Imagine I saved your life. You had fallen into an icy river, and I jumped in and rescued you. Grateful as ever, you ask if there’s anything you could do to repay me. “Sure,” I reply. “You can pay my bar tab.” You happily agree.
Next week, I call you on Friday night to remind you that I saved your life. “I’m at the bar. Why don’t you come and pick up my tab again?” I ask. You reluctantly agree. The next week it’s the same thing, followed by the next week, and the next. To add insult to injury, each time my tab is bigger, resulting in you having less money.
One night I notice your reluctance. “You can’t get mad,” I say. “After all, if I hadn’t saved you, you’d have no money at all. You should be grateful to have what is left after you pay for my 14 Whiskey Sours.”
Though you were happy to pay for my first drink, you would likely consider the weekly requests exploitative. Yes, I did save your life, but that does not mean I should be able to charge you a limitless amount of money forever. It would also be ridiculous for me to claim I get every dollar you make, minus those used to keep you alive and at a comfortable standard of living.

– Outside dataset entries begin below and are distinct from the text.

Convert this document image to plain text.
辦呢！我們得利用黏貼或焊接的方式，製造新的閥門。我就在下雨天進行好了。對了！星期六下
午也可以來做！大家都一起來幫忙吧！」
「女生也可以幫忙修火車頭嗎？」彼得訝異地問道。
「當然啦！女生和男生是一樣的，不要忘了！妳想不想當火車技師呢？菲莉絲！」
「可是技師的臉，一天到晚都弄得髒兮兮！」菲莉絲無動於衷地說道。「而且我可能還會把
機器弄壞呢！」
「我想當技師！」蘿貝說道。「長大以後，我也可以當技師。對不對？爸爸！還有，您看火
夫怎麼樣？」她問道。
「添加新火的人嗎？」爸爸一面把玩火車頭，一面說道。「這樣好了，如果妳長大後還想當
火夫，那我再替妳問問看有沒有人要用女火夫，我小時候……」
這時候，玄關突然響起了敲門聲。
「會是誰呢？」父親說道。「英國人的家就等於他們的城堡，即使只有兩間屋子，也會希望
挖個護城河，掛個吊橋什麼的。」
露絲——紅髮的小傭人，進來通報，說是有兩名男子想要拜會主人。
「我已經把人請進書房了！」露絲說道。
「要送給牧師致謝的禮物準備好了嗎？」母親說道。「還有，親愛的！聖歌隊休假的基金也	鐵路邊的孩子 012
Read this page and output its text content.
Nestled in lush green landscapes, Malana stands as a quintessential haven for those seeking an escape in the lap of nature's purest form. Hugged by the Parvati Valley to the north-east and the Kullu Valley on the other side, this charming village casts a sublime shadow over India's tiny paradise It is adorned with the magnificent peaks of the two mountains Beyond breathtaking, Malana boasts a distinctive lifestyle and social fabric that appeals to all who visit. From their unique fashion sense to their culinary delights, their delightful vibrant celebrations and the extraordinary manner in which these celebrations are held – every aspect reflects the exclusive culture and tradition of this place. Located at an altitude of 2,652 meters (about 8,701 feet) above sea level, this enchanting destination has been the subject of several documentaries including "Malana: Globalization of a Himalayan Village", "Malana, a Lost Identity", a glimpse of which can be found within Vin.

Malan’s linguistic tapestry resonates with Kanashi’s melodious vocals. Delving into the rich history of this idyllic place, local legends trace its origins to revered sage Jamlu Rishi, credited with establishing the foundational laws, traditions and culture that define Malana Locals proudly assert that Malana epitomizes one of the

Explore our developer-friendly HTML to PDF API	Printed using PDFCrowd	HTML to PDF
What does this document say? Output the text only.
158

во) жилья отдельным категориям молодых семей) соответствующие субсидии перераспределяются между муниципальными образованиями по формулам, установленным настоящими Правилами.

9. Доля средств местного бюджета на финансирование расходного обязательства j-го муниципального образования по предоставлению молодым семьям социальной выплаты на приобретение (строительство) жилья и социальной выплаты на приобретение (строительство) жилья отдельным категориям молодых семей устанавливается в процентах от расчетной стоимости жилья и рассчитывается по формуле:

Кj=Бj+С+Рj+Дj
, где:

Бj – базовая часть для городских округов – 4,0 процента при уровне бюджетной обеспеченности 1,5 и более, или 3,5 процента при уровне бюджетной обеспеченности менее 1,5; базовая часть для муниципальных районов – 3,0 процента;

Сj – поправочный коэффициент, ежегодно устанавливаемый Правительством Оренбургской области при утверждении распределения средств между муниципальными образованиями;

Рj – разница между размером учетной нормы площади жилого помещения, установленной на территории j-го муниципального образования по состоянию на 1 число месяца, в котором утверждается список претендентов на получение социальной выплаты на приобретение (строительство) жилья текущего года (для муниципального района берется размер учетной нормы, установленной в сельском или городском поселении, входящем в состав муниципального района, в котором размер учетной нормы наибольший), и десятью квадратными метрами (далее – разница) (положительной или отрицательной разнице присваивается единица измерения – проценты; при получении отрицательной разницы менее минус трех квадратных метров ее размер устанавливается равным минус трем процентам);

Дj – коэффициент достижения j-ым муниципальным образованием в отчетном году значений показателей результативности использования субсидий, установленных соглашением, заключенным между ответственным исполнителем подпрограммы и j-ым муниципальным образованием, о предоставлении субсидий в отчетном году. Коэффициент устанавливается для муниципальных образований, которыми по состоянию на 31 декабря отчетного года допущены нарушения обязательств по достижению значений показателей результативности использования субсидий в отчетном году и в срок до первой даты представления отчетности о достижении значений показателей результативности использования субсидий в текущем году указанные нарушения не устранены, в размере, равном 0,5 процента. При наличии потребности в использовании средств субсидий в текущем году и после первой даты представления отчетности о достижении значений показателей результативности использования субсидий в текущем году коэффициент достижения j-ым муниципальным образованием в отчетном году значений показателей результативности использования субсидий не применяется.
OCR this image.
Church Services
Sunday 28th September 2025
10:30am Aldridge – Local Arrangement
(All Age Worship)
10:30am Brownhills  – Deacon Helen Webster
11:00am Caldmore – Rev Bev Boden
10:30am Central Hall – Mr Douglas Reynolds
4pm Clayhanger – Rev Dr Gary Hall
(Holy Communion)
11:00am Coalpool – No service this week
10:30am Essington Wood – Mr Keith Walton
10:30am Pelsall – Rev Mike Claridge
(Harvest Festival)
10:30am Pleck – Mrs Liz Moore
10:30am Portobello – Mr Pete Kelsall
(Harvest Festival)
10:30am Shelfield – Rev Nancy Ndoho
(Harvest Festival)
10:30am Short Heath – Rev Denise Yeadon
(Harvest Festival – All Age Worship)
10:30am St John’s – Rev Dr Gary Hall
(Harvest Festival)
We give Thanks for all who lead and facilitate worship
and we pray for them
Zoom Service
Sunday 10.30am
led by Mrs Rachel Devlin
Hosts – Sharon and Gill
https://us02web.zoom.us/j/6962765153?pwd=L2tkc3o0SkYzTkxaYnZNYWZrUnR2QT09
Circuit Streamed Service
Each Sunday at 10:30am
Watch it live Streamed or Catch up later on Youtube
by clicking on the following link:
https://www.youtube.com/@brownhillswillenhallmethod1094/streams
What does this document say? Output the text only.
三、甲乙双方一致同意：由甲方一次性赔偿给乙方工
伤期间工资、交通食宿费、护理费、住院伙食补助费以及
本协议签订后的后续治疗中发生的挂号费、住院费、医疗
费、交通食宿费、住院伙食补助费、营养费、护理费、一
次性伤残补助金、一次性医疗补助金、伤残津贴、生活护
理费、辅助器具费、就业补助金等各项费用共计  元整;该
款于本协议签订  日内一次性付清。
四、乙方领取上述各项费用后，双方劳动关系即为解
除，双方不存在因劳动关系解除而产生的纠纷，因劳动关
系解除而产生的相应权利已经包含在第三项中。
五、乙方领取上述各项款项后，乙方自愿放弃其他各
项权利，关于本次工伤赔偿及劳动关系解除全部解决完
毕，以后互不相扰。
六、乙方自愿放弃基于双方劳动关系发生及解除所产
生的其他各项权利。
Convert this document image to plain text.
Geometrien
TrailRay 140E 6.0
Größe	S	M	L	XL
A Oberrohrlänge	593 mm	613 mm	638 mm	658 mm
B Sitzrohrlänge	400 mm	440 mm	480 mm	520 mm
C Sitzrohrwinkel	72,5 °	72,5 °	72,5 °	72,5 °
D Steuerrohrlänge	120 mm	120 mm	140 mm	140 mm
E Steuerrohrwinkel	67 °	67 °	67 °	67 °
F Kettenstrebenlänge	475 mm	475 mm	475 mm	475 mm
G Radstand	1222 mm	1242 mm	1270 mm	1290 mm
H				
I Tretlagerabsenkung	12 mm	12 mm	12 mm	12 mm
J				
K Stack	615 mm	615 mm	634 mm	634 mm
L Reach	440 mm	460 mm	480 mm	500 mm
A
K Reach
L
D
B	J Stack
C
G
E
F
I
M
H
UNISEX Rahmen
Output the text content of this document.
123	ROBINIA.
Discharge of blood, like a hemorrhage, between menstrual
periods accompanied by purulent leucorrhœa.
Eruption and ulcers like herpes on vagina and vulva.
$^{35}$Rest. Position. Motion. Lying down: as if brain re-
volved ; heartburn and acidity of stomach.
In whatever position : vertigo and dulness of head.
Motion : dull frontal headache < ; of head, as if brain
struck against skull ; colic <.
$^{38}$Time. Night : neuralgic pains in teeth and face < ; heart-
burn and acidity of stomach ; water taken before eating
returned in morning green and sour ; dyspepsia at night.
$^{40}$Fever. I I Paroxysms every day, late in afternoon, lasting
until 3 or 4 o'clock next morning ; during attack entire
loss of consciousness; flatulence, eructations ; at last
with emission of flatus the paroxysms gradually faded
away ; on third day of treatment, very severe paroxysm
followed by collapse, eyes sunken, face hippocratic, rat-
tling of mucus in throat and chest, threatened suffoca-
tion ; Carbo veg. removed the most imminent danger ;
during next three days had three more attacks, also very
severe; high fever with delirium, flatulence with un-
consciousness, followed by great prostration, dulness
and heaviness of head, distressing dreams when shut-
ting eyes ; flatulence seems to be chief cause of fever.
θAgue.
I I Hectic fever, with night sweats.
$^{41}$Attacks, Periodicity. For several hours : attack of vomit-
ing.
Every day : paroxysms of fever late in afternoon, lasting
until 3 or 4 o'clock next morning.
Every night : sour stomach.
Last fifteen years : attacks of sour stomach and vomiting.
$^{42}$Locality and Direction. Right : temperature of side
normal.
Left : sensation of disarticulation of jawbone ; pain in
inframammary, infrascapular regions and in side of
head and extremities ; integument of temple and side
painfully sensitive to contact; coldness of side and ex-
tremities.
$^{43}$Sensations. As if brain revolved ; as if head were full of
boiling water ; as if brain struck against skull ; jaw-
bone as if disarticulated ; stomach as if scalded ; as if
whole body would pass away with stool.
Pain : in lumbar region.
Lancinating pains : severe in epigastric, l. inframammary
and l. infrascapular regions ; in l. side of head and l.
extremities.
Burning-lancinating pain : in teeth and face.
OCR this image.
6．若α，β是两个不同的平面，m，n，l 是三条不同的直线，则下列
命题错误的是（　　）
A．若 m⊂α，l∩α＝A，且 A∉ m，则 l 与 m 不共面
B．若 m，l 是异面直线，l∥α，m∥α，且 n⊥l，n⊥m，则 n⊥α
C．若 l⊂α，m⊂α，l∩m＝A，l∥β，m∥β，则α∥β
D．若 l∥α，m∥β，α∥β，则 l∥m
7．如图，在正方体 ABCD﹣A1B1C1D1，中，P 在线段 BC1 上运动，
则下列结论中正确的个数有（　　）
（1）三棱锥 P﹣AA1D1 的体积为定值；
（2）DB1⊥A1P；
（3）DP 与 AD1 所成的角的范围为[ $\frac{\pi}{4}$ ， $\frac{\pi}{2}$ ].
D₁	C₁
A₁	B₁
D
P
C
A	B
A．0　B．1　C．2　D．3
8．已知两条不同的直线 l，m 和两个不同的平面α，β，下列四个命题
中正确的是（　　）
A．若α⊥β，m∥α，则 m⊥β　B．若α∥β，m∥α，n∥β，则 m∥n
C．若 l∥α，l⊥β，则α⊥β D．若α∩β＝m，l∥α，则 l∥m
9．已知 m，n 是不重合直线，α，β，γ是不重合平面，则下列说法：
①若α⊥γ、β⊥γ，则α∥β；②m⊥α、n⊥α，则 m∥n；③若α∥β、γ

It is the same with a business owner’s profit. Just because they created the conditions for work, it does not mean they should get to claim everything it produces. That privilege belongs to the workers, whose labor is irreplaceable.
This is only Part 1 of my answer to the question, “What do owners deserve?” As we covered here, it is a violation of humanity’s most intrinsic principles to believe owners deserve profit. The next installment will look at the second part of this question, “Do owners deserve compensation?”, as well as a very important context-setting on the transitionary nature of Socialism.